Gott ist Barmherzigkeit. Gott vergibt. Durch den Propheten Jona können wir immer wieder neu lernen, was Gottes Treue bedeutet: Gottes Treue erweist sich nicht in der Unumstößlichkeit seiner Urteile, sondern in der immer größeren Fülle seiner Barmherzigkeit.
Ninive ist gerettet, weil sich die Leute auf das Wort des Jona hin bekehrt haben. Doch das passt Jona nicht. Sollte er nicht Gottes Strafgericht verkünden? Jetzt aber geschieht nichts dergleichen. Jona ist ein widerspenstiger Prophet, der scheinbar nichts von Gott versteht. Als solchen zeigt ihn uns auch das letzte Kapitel des Buches.

Das missfiel Jona ganz und gar und er wurde zornig. Er betete zum Herrn und sagte: Ach Herr, habe ich das nicht schon gesagt, als ich noch daheim war? Eben darum wollte ich ja nach Tarschisch fliehen; denn ich wusste, dass du ein gnädiger und barmherziger Gott bist, langmütig und reich an Huld und dass deine Drohungen dich reuen. Darum nimm mir jetzt lieber das Leben, Herr! Denn es ist für mich besser zu sterben als zu leben. Da erwiderte der Herr: Ist es recht von dir, zornig zu sein? (Jona 4,1-4)

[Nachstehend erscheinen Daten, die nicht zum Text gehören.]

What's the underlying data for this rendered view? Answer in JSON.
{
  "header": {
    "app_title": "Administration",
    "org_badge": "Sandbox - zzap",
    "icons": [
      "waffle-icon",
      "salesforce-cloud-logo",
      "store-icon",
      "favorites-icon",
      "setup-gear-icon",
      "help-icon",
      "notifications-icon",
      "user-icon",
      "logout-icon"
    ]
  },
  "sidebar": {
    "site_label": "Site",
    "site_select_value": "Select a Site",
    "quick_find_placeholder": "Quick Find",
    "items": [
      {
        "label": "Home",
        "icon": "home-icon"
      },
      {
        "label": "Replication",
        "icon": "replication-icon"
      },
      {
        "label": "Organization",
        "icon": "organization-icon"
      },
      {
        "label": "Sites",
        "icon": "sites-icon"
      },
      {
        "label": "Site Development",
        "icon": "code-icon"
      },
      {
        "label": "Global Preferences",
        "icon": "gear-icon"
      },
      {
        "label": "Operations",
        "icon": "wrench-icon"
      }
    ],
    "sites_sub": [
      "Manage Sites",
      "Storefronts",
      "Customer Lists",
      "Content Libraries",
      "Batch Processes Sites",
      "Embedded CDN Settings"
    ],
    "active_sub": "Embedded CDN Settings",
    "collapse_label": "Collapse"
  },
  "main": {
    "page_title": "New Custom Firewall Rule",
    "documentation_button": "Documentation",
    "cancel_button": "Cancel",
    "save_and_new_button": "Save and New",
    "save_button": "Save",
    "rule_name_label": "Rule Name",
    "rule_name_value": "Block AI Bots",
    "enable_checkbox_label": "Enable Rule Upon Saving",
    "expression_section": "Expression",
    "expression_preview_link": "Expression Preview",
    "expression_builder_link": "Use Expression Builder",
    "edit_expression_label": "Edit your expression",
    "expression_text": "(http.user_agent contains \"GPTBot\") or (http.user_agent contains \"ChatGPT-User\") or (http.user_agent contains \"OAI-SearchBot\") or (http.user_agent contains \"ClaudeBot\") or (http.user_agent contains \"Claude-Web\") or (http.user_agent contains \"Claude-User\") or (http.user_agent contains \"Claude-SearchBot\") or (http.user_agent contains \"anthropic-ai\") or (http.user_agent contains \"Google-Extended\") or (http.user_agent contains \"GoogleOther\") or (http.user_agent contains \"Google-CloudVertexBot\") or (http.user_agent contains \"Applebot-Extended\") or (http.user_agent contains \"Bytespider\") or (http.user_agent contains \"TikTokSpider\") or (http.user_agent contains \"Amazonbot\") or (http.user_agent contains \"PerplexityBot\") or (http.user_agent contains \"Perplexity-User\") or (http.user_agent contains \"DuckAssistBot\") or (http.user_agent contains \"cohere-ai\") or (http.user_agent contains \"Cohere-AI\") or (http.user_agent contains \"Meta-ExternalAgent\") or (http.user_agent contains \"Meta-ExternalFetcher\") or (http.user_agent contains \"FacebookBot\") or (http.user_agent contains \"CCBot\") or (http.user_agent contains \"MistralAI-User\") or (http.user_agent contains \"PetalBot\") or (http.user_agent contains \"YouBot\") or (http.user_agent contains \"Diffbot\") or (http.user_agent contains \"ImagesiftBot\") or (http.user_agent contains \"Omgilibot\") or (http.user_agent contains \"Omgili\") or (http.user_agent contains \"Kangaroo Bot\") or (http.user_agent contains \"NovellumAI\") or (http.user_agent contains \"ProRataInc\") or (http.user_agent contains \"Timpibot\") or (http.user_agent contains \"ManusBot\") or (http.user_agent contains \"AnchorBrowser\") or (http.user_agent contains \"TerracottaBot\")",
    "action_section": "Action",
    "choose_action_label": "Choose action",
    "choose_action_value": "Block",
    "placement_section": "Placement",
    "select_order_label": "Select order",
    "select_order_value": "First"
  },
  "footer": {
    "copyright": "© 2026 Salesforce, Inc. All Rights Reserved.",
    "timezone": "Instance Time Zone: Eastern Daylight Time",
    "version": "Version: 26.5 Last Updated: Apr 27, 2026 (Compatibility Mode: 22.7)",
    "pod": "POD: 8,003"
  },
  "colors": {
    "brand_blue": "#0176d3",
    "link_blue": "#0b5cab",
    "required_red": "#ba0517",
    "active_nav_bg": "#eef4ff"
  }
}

Ist der Zorn des Jona gerechtfertigt? Darf er sich über Gottes Barmherzigkeit ärgern? Die Bewohner von Ninive waren Heiden. Wir werden noch im Neuen Testament sehen, wie schwer sich selbst die engsten Anhänger Jesu damit getan haben, dass das Heil nicht auf Israel begrenzt blieb, sondern auch den Heiden zuteilwerden sollte.
Gottes Barmherzigkeit ist größer als die in seinem Namen erlassenen Gesetze. Das müssen wir uns auch heute vor Augen stellen. Das Buch Jona ist eines der beliebtesten Bücher der Bibel. Kindern lässt sich die schöne Geschichte mit dem Fisch gut erzählen. Aber betrachten wir das Buch nicht als ein schönes Märchen. Wenn wir es wirklich auf uns wirken lassen, werden wir die Sprengkraft entdecken, die auch heute noch darin steckt.
Jona war ja durchaus ein frommer Mann. Sicher hielt er sich an Gottes Gebote. Aber dass Gott Barmherzig ist und den Menschen vergibt, obwohl sie es nach menschlichen Maßstäben gar nicht verdient haben, diese Seite Gottes blendet er aus. Nicht die Furcht vor Gottes Strafe, sondern die Furcht vor Gottes Barmherzigkeit hat ihn vor Gott fliehen lassen. Lieber will er sterben, als mit der Erfahrung eines solchen barmherzigen Gottes zu leben.
Doch Gott zeigt Jona, wie kleinkariert er ist und anmaßend und eigentlich lächerlich:

Da verließ Jona die Stadt und setzte sich östlich vor der Stadt nieder. Er machte sich dort ein Laubdach und setzte sich in seinen Schatten, um abzuwarten, was mit der Stadt geschah. Da ließ Gott, der Herr, einen Rizinusstrauch über Jona emporwachsen, der seinem Kopf Schatten geben und seinen Ärger vertreiben sollte. Jona freute sich sehr über den Rizinusstrauch. Als aber am nächsten Tag die Morgenröte heraufzog, schickte Gott einen Wurm, der den Rizinusstrauch annagte, sodass er verdorrte. Und als die Sonne aufging, schickte Gott einen heißen Ostwind. Die Sonne stach Jona auf den Kopf, sodass er fast ohnmächtig wurde. Da wünschte er sich den Tod und sagte: Es ist besser für mich zu sterben als zu leben.
Gott aber fragte Jona: Ist es recht von dir, wegen des Rizinusstrauches zornig zu sein? Er antwortete: Ja, es ist recht, dass ich zornig bin und mir den Tod wünsche. Darauf sagte der Herr: Dir ist es leid um den Rizinusstrauch, für den du nicht gearbeitet und den du nicht großgezogen hast. Über Nacht war er da, über Nacht ist er eingegangen. Mir aber sollte es nicht leid sein um Ninive, die große Stadt, in der mehr als hundertzwanzigtausend Menschen leben, die nicht einmal rechts und links unterscheiden können - und außerdem so viel Vieh? (Jona 4,5-11)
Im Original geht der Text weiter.